24. No que tange à remessa necessária na ação civil pública, vale pontuar que a Lei nº 7347/85 é silente, não abordando sua incidência. Porém, com base no microssistema da tutela coletiva, aplica-se o disposto no art. 19 da Lei nº 4.717/65 (Lei da Ação Popular). Nos termos do art. 19 da LAP, se a decisão for de extinção do processo por carência de ação ou de improcedência dos pedidos, deve ocorrer o reexame da decisão.
25. Sob esse prisma, a remessa necessária nos casos de ações coletivas baseadas na Lei nº 7347/85 e Lei nº 4.717/65 não decorre da condenação da Fazenda Pública, como prevê o art. 496 do CPC/2015, mas, sim, com fundamento no direito coletivo previsto em tais normas sobre tutela coletiva, ressalvados os litígios que versem exclusivamente sobre direitos individuais homogêneos. Precedente: STJ, 3ª Turma, AgInt no REsp 1690987, Rel. Min.
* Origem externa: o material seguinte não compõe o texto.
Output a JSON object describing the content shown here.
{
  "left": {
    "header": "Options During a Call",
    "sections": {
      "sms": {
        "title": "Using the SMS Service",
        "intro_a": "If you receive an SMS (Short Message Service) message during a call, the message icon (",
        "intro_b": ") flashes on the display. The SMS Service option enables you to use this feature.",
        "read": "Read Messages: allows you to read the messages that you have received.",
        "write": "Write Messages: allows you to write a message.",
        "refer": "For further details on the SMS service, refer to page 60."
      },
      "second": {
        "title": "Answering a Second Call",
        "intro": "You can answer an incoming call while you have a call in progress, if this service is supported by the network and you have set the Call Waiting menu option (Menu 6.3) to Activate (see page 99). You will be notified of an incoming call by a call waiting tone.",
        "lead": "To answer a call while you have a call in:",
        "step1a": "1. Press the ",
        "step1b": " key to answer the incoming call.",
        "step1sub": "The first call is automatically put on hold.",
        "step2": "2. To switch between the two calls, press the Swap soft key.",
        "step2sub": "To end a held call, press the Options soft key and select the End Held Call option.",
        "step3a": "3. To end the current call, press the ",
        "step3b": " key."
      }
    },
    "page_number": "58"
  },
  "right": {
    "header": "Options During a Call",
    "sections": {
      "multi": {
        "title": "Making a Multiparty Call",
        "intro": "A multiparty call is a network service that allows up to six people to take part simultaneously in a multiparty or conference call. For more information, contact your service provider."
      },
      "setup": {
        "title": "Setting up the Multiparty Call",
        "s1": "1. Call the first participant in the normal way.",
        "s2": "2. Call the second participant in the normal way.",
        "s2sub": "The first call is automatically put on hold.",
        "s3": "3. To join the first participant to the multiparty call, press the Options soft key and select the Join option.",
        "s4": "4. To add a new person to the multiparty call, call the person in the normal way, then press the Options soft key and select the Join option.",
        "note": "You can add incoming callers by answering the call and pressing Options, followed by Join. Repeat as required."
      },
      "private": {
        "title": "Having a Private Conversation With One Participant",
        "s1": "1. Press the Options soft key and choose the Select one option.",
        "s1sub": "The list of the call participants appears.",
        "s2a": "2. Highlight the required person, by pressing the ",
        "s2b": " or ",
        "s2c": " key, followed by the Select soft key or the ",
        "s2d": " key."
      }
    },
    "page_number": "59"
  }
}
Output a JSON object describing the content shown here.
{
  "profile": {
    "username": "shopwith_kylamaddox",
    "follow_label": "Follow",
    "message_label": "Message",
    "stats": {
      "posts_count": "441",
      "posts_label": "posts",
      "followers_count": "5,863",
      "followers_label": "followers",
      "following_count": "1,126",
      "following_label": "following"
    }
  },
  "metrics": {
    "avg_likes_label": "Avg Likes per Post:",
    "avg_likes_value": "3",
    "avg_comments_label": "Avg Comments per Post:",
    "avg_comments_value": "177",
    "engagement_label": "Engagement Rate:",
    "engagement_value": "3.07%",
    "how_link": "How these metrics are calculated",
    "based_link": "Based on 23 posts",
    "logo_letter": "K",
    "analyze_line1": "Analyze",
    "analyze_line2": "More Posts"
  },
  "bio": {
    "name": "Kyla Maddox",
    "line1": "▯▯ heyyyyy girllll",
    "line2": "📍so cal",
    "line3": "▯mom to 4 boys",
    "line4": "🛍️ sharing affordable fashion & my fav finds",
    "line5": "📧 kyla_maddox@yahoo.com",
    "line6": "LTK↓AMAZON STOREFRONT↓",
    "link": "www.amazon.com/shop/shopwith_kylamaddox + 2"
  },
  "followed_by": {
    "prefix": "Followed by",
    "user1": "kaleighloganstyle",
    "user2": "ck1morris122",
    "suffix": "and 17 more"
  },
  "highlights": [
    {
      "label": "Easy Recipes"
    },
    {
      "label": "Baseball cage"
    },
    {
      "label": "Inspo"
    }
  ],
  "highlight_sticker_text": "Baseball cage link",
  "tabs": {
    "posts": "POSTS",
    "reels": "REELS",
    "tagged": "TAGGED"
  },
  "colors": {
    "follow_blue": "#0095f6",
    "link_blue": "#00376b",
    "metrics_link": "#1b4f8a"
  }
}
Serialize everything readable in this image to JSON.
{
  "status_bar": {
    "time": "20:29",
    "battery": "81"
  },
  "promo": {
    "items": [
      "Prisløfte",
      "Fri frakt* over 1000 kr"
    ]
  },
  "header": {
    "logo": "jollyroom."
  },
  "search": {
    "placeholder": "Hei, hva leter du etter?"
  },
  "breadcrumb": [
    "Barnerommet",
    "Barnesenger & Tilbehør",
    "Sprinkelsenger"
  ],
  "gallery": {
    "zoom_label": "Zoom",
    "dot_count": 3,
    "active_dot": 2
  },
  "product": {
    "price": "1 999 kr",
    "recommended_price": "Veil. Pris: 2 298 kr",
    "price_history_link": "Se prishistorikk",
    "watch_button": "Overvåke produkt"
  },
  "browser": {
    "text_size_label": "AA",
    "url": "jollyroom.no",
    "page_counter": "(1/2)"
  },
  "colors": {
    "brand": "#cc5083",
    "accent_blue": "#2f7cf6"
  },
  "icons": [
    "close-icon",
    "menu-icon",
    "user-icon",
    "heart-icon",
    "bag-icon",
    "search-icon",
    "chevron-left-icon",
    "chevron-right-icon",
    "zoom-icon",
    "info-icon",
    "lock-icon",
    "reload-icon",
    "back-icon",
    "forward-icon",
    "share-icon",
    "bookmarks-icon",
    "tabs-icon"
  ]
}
MARCO AURÉLIO BELLIZZE, DJE 30.8.2018.
26. Diante disso, considerando que o entendimento é no sentido de total improcedência dos pedidos formulados na ação rescisória, impõe-se negar provimento à remessa necessária.
27. Em conclusão, os embargos de declaração devem ser providos, com efeitos infringentes, para negar provimento à remessa necessária e dar provimento ao recurso do BNDES para, reformando a sentença, julgar improcedentes os pedidos autorais.
28. Embargos de declaração providos, com efeitos infringentes.
ACÓRDÃO
Vistos e relatados estes autos em que são partes as acima indicadas, a Egrégia 5ª Turma Especializada do Tribunal Regional Federal da 2ª Região decidiu, por unanimidade, DAR PROVIMENTO AOS EMBARGOS DE DECLARAÇÃO, COM EFEITOS INFRINGENTES, nos termos do relatório, votos e notas de julgamento que ficam fazendo parte integrante do presente julgado.
Rio de Janeiro, 30 de junho de 2025.